P: Yeah, and when I saw the movies the roommates, I never lived with a roommate, I don’t know what it was like. I was asking my friend, “What was it like to have a roommate?” I never did it. And you saw in the high school shows here and we always thought that was kind of a fantasy. We’d say, “Oh that’s in the States we don’t do that. Oh wouldn’t that be nice…” We didn’t see it as reality. We just thought that it was a movie. And then I moved here and it was like, “Oh that’s what really happens.” People leave home at 18. My goodness! You do get a car at 16? Ouch!

I: [Laughing]

P: That’s awesome, you know, kind of thing.

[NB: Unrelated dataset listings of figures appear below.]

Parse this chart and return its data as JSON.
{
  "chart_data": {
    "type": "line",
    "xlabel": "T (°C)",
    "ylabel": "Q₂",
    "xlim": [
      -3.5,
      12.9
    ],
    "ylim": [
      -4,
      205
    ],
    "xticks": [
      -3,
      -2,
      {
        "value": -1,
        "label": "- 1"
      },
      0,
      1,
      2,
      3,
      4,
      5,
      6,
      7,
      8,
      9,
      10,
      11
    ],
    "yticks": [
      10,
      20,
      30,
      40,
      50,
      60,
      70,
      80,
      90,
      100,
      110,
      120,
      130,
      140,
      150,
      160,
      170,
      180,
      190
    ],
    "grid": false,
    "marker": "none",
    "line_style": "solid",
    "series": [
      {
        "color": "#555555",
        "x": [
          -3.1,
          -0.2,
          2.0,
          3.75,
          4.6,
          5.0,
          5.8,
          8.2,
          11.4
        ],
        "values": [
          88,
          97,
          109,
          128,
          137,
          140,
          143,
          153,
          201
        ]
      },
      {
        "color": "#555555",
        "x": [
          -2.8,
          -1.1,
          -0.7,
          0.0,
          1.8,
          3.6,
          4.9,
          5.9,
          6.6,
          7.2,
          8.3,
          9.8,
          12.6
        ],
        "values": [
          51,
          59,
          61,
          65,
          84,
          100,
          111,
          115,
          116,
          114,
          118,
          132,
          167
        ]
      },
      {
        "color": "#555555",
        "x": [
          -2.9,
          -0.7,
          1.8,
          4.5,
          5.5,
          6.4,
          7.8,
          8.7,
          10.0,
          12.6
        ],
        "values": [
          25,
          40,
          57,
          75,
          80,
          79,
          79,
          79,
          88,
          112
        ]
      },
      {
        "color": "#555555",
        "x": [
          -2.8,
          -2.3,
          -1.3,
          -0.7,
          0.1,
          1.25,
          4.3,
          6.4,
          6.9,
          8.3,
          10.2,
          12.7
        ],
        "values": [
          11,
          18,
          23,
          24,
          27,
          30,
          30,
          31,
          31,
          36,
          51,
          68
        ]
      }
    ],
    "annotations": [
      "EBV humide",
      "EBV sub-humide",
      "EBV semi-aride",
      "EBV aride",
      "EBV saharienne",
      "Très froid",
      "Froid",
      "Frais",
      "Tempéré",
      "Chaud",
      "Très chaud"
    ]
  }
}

One of my friends got a car at 15. You guys celebrate the 16 we celebrate the 15. And so she got the car, the one in the whole group of friends, but she wasn’t allowed to drive it. So she got the car but she had to go driving with her brother, or the dad. So the dad would know exactly. She wasn’t allowed to drive it to school.

I: [Laughing] That’s pretty funny.

P: You see what I mean? It is! The parents needed to know exactly where she was going, when she was coming back, every detail, and somebody from the family needed to be involved. So here is your car, but not really. You are not fully independent.

I: That actually reminds me of my family.

P: That’s good. I like that.

P: Okay, well thank you so much for your time.

I: Thank you.

P: That was a great interview so thank you, thank you.